The most common way of implementing something like this is counting with a Map: define a Map<MyEnum,Integer> which stores zeros for each element of your enumeration. Then walk through your list, and increment the counter for each element that you find in the list. At the same time, maintain the current max count. Finally, walk through the counter map entries, and add to the output list the keys of all entries the counts of which matches the value of max.
In statistics, this is called the "mode" (in your specific case, "multi mode" is also used, as you want all values that appear most often, not just one).
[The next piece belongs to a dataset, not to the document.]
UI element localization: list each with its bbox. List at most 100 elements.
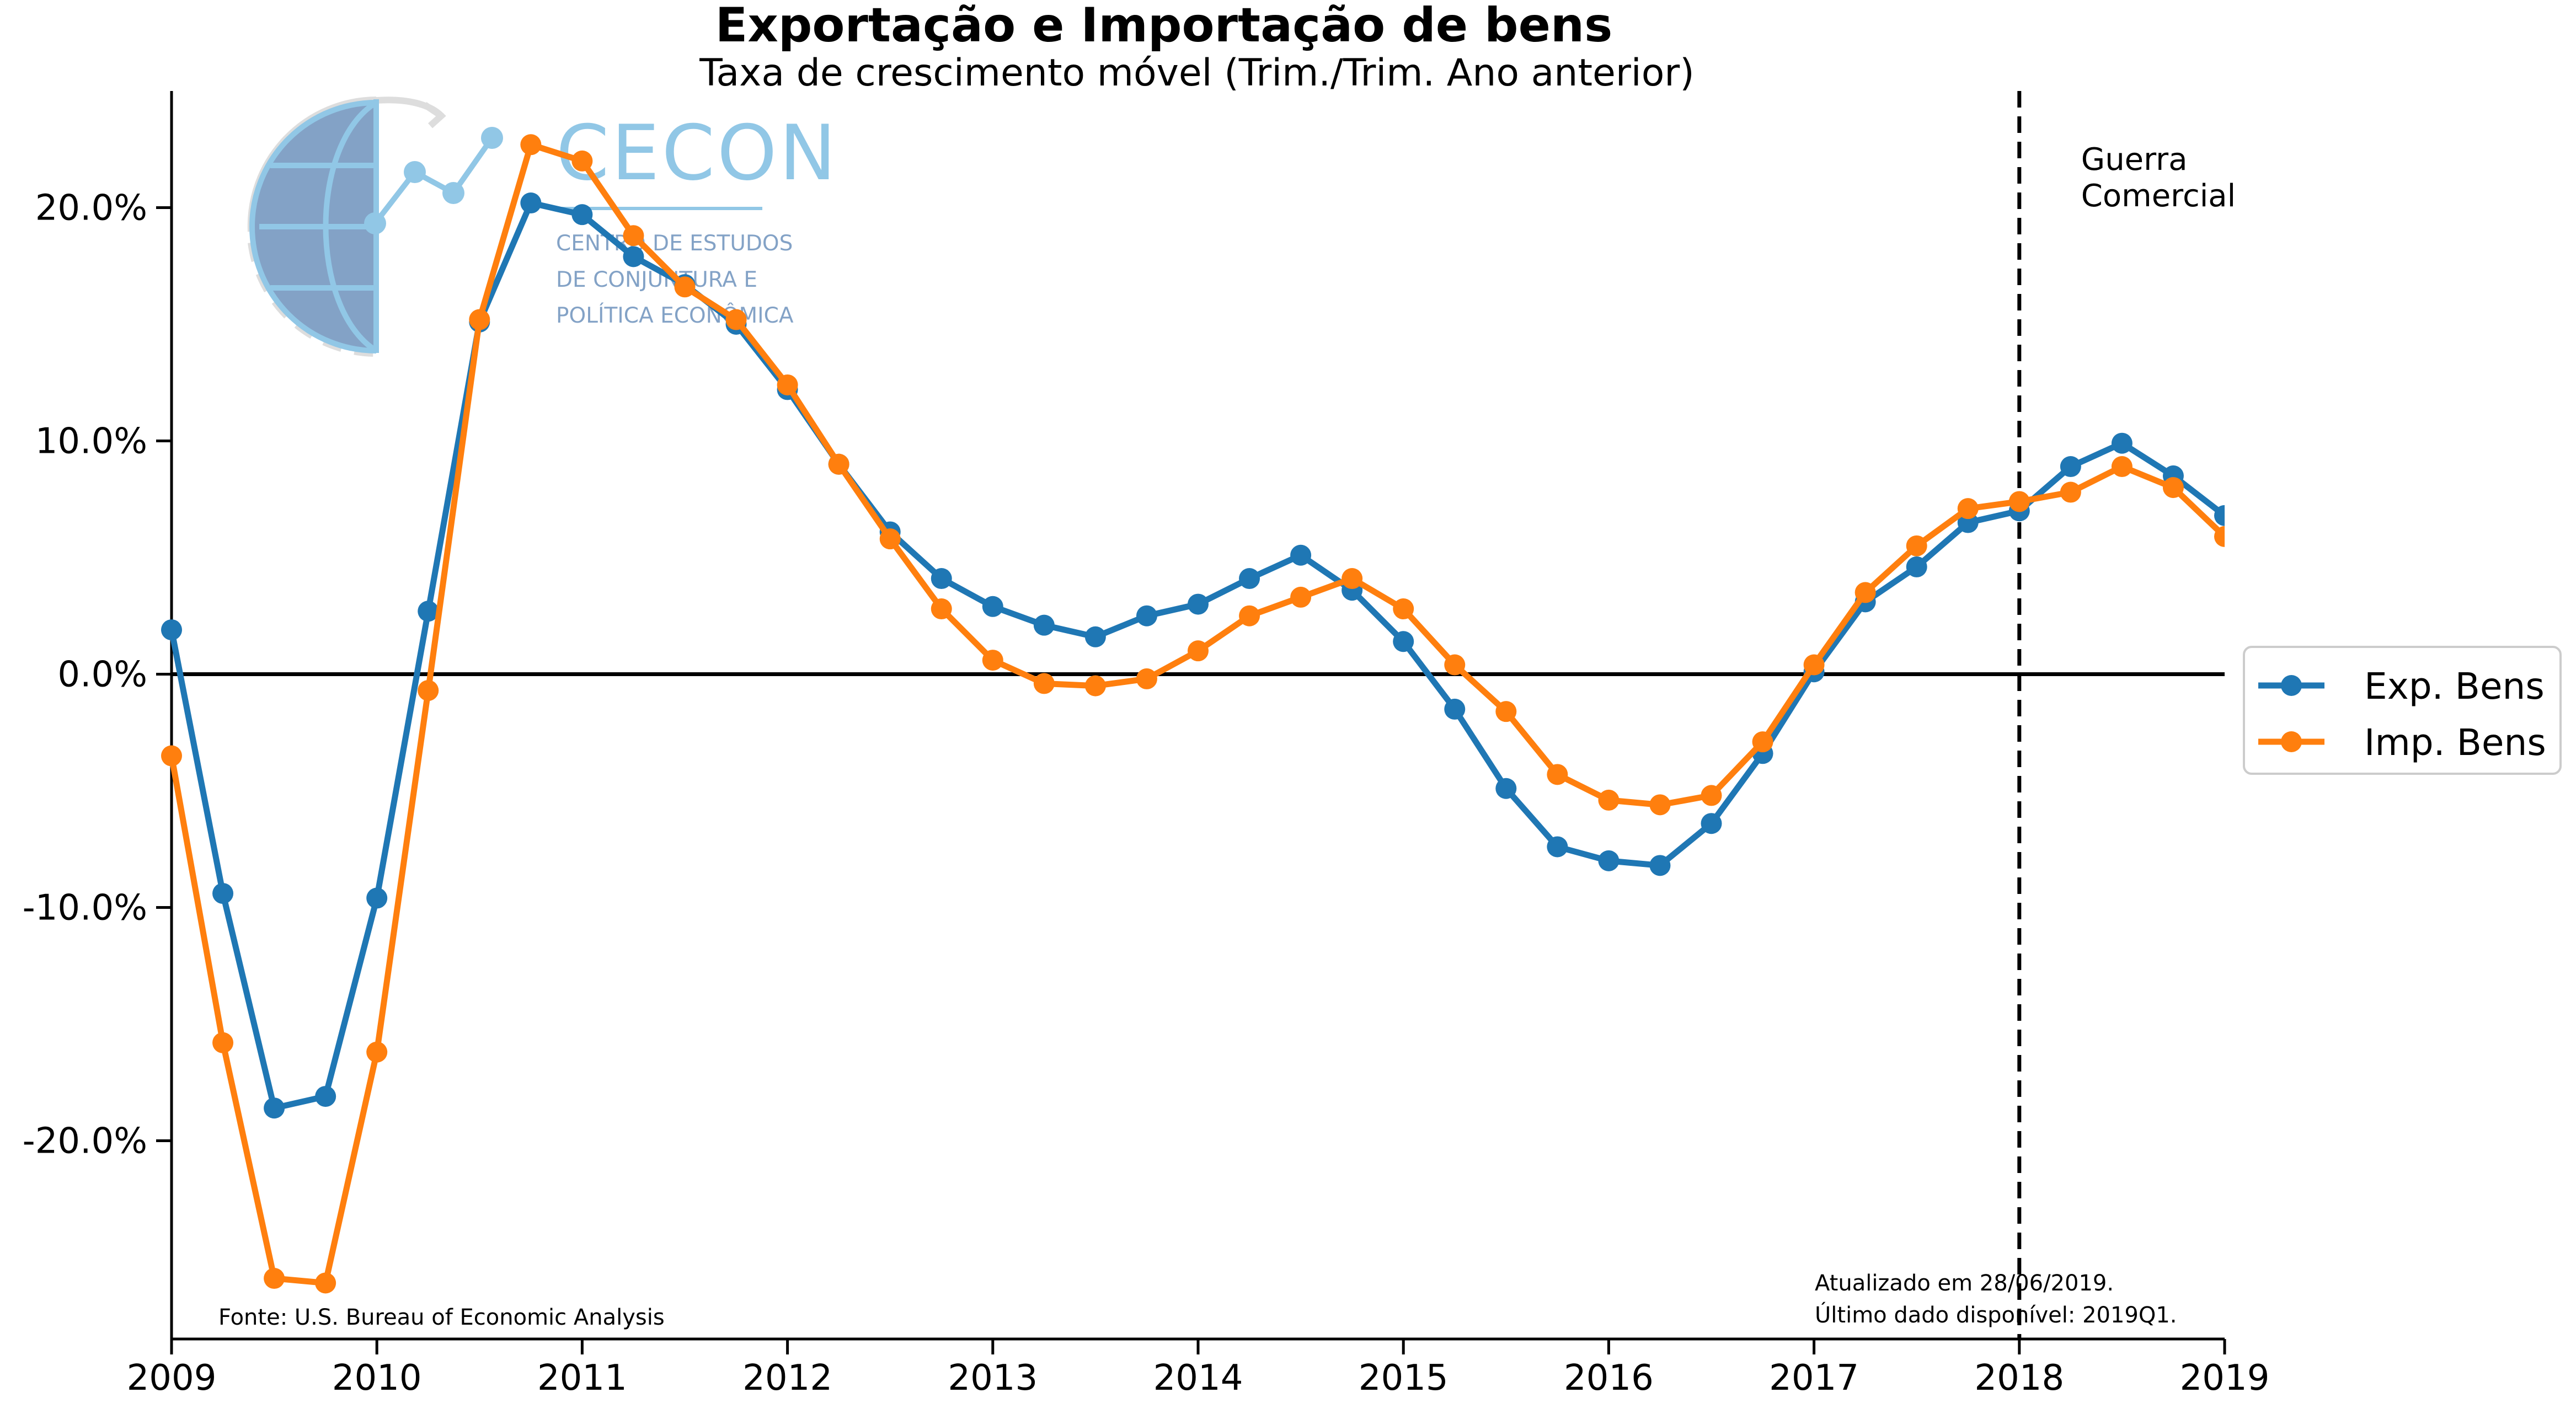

A vanilla Java 8 solution looks like this:
Map<Activities, Long> counts =
Stream.of(WALKING, WALKING, JOGGING, JOGGING, STANDING)
.collect(Collectors.groupingBy(s -> s, Collectors.counting()));
long max = Collections.max(counts.values());
List<Activities> result = counts
.entrySet()
.stream()
.filter(e -> e.getValue().longValue() == max)
.map(Entry::getKey)
.collect(Collectors.toList());
Which yields:
[WALKING, JOGGING]
jOOλ is a library that supports modeAll() on streams. The following program:
System.out.println(
Seq.of(WALKING, WALKING, JOGGING, JOGGING, STANDING)
.modeAll()
.toList()
);
Yields:
[WALKING, JOGGING]
(disclaimer: I work for the company behind jOOλ)